Bahkan pada era Presiden Jokowi, isu masuknya intelijen asing dengan mendompleng Tenaga Kerja Asing (TKA) mencut kuat dalam diskursus publik. Korupsi besar-besaran terjadi di berbagai instansi pemerintah. Negara terjebak impor di berbagai sektor.
Terdapat dugaan kuat terjadi oleh operasi intelijen asing. Pemerintah Indonesia tidak mampu megantisipasinya.
Maka ketika pemerintah hendak memperkuat hankam dengan menempatkan TNI di berbagai Kementerian, tidak sedikit publik memakluminya. Sebagai “Dwifungsi minimalis” yang diperlukan untuk mencegah masuknya infiltrasi asing dalam lembaga-lembaga negara. Bahkan banyak yang menganggap masih dalam koridor peran hankam. Tidak masuk dalam domain sosial politik.
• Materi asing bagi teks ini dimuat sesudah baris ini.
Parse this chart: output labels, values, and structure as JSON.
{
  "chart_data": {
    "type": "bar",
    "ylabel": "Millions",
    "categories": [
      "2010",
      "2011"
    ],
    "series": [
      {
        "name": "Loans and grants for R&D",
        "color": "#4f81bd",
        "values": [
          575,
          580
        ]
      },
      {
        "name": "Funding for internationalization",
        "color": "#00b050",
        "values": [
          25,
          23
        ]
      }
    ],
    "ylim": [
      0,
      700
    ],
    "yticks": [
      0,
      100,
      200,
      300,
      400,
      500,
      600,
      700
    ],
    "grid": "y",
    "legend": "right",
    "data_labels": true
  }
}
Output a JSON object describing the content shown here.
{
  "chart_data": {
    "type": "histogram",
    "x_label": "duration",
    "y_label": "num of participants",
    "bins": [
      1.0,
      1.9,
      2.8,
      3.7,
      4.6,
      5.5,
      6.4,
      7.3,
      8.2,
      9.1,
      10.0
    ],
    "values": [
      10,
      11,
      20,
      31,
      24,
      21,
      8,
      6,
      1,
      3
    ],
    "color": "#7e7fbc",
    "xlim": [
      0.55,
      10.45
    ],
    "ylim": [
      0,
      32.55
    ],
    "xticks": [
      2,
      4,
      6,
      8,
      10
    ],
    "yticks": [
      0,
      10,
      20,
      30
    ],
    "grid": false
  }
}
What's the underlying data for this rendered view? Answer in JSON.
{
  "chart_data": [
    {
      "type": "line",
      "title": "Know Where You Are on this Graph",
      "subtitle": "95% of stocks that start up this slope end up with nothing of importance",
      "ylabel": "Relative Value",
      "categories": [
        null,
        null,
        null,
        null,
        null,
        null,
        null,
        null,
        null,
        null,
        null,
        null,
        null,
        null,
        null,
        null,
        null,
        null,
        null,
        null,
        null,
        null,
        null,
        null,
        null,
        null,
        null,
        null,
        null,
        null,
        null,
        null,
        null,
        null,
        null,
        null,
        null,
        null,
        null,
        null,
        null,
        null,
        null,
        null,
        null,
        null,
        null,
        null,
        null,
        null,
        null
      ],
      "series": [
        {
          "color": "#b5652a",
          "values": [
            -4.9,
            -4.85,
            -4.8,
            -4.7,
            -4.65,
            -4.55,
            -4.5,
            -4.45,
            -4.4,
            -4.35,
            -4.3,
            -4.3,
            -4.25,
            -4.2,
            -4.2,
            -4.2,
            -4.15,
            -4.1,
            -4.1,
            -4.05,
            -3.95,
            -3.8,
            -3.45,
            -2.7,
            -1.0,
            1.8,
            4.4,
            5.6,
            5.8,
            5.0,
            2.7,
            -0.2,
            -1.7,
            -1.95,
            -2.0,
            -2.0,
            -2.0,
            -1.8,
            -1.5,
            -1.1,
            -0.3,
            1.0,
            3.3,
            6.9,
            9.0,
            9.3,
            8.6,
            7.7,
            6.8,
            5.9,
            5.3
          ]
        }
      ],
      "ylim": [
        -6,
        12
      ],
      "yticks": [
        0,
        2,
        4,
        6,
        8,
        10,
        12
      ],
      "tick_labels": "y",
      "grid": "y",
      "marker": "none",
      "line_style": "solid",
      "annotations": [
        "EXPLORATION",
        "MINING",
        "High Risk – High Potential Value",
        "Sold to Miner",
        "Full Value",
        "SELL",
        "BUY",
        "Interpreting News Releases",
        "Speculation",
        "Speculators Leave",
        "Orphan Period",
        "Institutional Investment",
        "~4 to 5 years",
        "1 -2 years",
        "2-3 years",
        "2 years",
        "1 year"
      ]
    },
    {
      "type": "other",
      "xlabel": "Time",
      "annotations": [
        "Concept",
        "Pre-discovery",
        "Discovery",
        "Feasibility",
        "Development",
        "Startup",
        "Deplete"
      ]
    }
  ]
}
Begitu pula dengan perjalanan reformasi telah mendewasakan rakyat Indonesia pada berbagai aspek. Termasuk pemahamannya terhadap karakteristik TNI.
Konsepsi ketentaraan negara-negara maju merupakan pasukan profesional yang direkrut untuk mendukung kepentingan kebijakan penguasa.
Sementara TNI tumbuh dari tentara rakyat. Dalam memperjuangkan, merebut dan mempertahankann kemerdekaan. TNI Tunduk pada Sapra Marga.
Inti Sapta Marga itu kesetiaan TNI hanya pada negara dan idiologi negara. Tidak tunduk pada kekuasaan. Perbedaan tajam itu pernah diperagakaan TNI ketika agresi militer Belanda II.
Pejabat politik (Presiden Soekarno dan sejumlahnya kabinetnya) memilih menyerah kepada Belanda. TNI berbeda sikap dan memilih bergerilnya mengusir penjajah.
Peristiwa itu membuat ketegangan antara Presiden Soekarno dan Panglima Besar TNI Jenderal Soedirman. Usai serangan Umum 1 Maret 1949 oleh Letkol Soeharto, Panglima TNI itu enggan untuk kembali ke Ibukota Yogya dan bertemu Presiden. Jenderal Soedirman masih marah atas keputusan politik Presiden Soekarno yang menyerah pada Belanda itu.
Ketika kemudian berhasil dijemput Letkol Soeharto, perjumpaan dengan Panglima Besar Jenderal Soedirman konon dimanfaatkan oleh Presiden Soekarno.
Presiden mengintruksikan agar pelukan perjumpaan dengan panglimanya itu diabadikan sedemikian rupa melalui kamera agar bisa disebarluaskan kepada publik. Bahwa hubungan dengan Panglima Soedirman itu baik-baik saja.
Kemarahan Jenderal Soedirman itu sebagai cerminan keteguhan TNI sebagai tentara rakyat. Bukan alat kekuasaan. Ketika pemegang kekuasaan tidak setia pada perjuangan rakyat, TNI bisa mengambil sikap berbeda.
Sepanjang reformasi, rakyat sudah belajar melalui banyak kejadian. Banyak varian membahayakan keamanan negara. Seperti maraknya terorisme. Bom dan beragam ancaman lainnya. Maka kepercayaan pada TNI meningkat. Bahkan dirindukan. Mungkin itu pula ketika disodorkan propaganda anti Dwifungsi, masyarakat tidak serta merta menyambarnya.